I had my hysteria again this night

I am the worse case of schizophrenia ever met…:cry:
its not fair to have done 7 hospitalizations without any success plus my ■■■■ friend who is ill also living her life without worries only because they help her in the hospital…
I am fed up to hear that she has better coping skills than me. she is just a ■■■■, sorry…

Hi anna I feel your pain I was very ill for q very long time but things can and do get better.
Don’t compare yourself with your friend you are living with a very difficult illness and it’s not your fault.
Keep your chin up.

yeah, I even couldn’t talk, couldn scream in the hospital, I was so fuckingly afraid from everything…why that? I regret it now, the others were all better than me… my mom threatens me with the police right now cause I scream… ive lost 15 years of my life in one bed…
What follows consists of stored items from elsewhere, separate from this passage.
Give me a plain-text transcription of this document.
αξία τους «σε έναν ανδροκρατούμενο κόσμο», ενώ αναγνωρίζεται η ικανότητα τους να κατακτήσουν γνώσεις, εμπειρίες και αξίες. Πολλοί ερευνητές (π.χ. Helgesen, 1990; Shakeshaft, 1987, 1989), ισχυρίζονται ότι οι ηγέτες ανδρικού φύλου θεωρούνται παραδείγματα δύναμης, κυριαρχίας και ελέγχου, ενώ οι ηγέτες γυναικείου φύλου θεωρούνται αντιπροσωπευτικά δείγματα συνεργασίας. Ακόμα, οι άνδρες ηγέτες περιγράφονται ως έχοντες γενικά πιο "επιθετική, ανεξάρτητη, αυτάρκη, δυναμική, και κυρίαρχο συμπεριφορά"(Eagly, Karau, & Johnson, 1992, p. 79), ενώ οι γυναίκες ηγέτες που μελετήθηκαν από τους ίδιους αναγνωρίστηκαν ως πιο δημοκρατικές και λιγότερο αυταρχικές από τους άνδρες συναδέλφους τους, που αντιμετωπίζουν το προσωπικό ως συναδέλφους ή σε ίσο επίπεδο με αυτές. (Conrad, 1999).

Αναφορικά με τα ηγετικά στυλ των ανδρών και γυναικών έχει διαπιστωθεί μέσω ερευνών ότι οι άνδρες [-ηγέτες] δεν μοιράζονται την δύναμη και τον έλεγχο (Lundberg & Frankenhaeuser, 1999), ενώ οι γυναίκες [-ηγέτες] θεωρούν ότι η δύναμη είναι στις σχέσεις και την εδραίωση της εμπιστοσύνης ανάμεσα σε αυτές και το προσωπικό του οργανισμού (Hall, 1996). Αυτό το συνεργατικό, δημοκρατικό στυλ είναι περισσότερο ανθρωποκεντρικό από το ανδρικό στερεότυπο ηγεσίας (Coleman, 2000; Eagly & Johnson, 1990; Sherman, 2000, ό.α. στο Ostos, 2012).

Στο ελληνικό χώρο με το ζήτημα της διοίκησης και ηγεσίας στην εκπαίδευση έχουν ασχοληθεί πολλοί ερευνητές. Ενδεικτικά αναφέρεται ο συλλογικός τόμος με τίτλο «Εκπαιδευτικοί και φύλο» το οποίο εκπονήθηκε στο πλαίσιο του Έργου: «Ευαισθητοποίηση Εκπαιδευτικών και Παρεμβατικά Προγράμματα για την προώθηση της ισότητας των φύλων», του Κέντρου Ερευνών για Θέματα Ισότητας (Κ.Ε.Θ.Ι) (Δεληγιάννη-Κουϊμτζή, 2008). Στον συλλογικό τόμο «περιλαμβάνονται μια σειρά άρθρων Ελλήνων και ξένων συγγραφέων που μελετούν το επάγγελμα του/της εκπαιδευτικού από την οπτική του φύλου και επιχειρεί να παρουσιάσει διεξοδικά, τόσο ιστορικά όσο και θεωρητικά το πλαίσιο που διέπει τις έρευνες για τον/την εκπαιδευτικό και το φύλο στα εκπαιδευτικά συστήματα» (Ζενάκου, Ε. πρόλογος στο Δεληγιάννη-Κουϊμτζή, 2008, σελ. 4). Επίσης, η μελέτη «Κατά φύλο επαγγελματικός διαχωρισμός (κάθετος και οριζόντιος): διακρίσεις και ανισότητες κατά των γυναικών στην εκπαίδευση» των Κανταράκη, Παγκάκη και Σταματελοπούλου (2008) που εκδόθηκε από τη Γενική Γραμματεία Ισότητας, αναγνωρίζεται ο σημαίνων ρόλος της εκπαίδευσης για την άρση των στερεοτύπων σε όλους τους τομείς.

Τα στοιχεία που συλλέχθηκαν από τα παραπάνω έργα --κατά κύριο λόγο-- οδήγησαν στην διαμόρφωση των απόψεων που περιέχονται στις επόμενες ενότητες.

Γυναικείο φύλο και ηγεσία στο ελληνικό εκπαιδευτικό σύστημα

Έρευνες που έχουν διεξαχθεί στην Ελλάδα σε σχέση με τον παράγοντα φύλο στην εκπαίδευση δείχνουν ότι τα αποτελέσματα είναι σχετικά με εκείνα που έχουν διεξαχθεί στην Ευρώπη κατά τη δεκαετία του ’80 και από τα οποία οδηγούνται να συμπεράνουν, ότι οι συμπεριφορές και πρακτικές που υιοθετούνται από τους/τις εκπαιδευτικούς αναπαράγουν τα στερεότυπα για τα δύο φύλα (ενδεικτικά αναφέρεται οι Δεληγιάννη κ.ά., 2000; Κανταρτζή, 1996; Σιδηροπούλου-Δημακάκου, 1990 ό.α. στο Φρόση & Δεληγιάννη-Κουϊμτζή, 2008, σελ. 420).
Yeah he hospital will make you mad.
I don’t like those places at all.
Can you contro, the screaming?
Sending hugs

in fact I am on 500 mg of Depakote only. probably I should raise it on 1000 mg (2 pills)? cause I know from the docs that 1000 mg is the right dose, 500 mg is only for maintenance… I have this outburst of rage now…

That doesn’t make sense. If they get you up to a dose that works, and then cut it in half for maintenance - Have you asked the docs about this…did they give you an answer?